In Remscheid herrscht seit gestern in allen städtischen Gebäuden ein ausnahmsloses Rauchverbot. In Solingen soll gleiches in einem Monat gelten. "Wir sind mit der entsprechenden Dienstvereinbarung weitgehend fertig und hoffen, dass wir sie zum 1. September umsetzen können", sagt Birgit Wenning vom städtischen Presseamt. Separate Raucherräume soll es nicht geben. "Raucher müssen dann zum Rauchen das Gebäude verlassen." Bislang können städtische Mitarbeiter noch in ihren Büros zur Zigarette greifen, sofern die Kollegen nichts dagegen haben. Das Rauchverbot sei bereits mit dem Personalrat abgestimmt, erklärt Wenning. "Ich habe den Eindruck, dass die Zahl der Raucher in den vergangenen Jahren drastisch zurückgegangen ist."

Hartnäckige Sucht

Der städtische betriebsärztliche Dienst bietet bereits seit über einem Jahr eine individuelle Beratung zur Raucherentwöhnung für Mitarbeiter der Entsorgungsbetriebe (EBS) und des Städtischen Klinikums an. Bei beiden Unternehmen gelten schon allgemeine Rauchverbote, es gibt aber noch jeweils zwei ausgewiesene Raucherräume innerhalb der Gebäude.
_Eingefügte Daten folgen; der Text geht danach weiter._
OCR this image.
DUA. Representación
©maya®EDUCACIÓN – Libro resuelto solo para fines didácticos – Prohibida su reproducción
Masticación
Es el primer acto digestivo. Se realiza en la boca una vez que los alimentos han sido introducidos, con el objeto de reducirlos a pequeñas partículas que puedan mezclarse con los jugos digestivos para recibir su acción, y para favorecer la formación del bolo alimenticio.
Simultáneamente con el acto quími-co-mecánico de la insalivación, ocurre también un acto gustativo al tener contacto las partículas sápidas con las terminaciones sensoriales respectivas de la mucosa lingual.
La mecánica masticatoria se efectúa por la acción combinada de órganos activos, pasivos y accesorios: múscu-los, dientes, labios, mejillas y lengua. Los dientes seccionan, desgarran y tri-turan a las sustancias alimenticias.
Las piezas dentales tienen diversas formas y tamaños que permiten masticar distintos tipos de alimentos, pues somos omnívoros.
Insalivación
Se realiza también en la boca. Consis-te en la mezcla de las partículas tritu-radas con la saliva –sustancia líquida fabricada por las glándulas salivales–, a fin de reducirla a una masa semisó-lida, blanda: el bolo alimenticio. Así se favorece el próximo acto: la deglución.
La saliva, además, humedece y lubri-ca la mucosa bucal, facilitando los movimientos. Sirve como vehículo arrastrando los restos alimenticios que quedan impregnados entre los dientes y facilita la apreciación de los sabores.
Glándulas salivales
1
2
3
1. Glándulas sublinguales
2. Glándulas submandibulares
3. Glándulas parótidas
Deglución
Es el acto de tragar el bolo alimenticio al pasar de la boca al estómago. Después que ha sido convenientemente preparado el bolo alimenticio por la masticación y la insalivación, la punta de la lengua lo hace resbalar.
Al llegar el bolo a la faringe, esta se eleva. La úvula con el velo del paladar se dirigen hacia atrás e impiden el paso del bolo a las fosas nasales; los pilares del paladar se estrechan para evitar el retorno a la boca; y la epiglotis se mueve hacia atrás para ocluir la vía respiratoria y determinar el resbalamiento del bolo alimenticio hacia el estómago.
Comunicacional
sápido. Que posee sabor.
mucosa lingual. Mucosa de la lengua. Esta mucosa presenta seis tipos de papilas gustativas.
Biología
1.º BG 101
"Sollte das Rauchverbot nun auf die gesamte Stadtverwaltung ausgedehnt werden, könnte der betriebsärztliche Dienst auch für die übrigen Mitarbeiter eine individuelle Beratung, bei genügend Interessenten auch spezielle Gruppenkurse anbieten", sagt Betriebsarzt Bernhard Kommerell. Er hat in den vergangenen Monaten etwa 30 bis 40 Personen beraten. Davon Rückschlüsse auf die Zahl der Raucher unter den städtischen Mitarbeitern abzuleiten, sei aber nur begrenzt möglich. "Viele wollen es eigenständig schaffen aufzuhören oder nehmen an anderen Angeboten, zum Beispiel von Apotheken, teil."

Allerdings dämpft Kommerell die Erwartungen an einen schnellen Erfolg im Kampf gegen die Sucht. "Nur etwa zehn bis 20 Prozent der Raucher schaffen es, von der Zigarette loszukommen." Zwar gelinge es vielen Rauchern, immerhin für ein paar Wochen oder Monate ohne Tabak auszukommen, doch innerhalb eines Jahres sei die Rückfallquote sehr hoch.

"Das Rauchen ist eine psychische Sucht, die allgemein unterschätzt wird", erklärt der Betriebsarzt. Daher bräuchten viele Raucher mehrere Versuche, um tatsächlich vom Nikotin loszukommen. Die gute Nachricht: "Mit jedem Aufhör-Versuch steigt der Lerneffekt", sagt Kommerell. "Und damit die Chance, nicht rückfällig zu werden."